Any company that wants to do business in China has to abide by the draconian censorship laws imposed by the country’s government. Even Apple, one of the most valuable companies in the world, has to play ball. According to security researcher Patrick Wardle, Apple’s efforts to appease the Chinese government led to an annoying iPhone bug that it only just fixed in the most recent software update, after the bug plagued users for two years.
The bug is specific enough to make anyone suspicious. With certain system configurations, apps that displayed the word “Taiwan” or the Taiwanese flag emoji would immediately crash the phone. According to Wardle, this bug was simple to reproduce on iPhones with country codes that included China or language settings including Chinese. English can still be set as the primary language, though.
Apple’s iOS is closed source, unlike Android. That made it difficult to track down the cause of the bug. By observing the phone’s memory and system restore files, Wardle managed to extract some of the code libraries. The bug traced back to a feature devised by Apple to classify messages based on the emoji they contain. Apple had configured iOS to flag messages, both types and received, that included the Taiwan flag emoji.
The intended behavior of this code is not to crash your phone, obviously. If an iPhone is localized to China, iOS merely is supposed to remove that emoji. The bug affected almost every messaging app including iMessage, Facebook Messenger, and WhatsApp. In China, messaging apps didn’t crash, but would not display the forbidden emoji. For US users plagued by the bug, they could at least temporarily stop the crashes by setting the phone’s region to China and then immediately changing it back.

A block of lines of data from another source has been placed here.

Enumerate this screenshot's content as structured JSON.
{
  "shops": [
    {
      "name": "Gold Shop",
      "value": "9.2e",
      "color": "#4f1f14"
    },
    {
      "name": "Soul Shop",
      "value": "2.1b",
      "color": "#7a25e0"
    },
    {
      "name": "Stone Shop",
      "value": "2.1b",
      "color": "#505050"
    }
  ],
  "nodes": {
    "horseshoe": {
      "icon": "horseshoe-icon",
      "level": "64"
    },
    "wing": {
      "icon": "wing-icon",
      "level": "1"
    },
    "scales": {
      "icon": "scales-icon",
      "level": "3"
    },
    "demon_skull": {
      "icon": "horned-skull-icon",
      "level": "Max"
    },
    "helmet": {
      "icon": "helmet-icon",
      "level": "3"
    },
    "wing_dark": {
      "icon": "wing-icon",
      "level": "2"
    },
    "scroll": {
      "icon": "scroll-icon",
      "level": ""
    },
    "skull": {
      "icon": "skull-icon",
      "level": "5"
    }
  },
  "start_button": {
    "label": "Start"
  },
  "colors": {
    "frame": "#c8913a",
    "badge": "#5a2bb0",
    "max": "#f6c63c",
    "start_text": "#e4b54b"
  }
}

After losing mainland China to communist forces in 1949, the Republic of China relocated to Taiwan. China claims sovereignty over Taiwan, leading to a great deal of tension that extends even to emoji. Wardle notes that Apple probably created code in iOS to remove Taiwan’s flag emoji at the behest of the Chinese government, and that code is the cause of the suspicious crashes. These restrictions drove Google to end its Chinese business operations a decade ago.
Luckily, that code won’t cause a problem for non-Chinese iPhones anymore. Wardle reported the bug to Apple, which has finally issued a patch. As of the latest 11.4.1 update, users won’t crash their phones simply by typing “Taiwan.”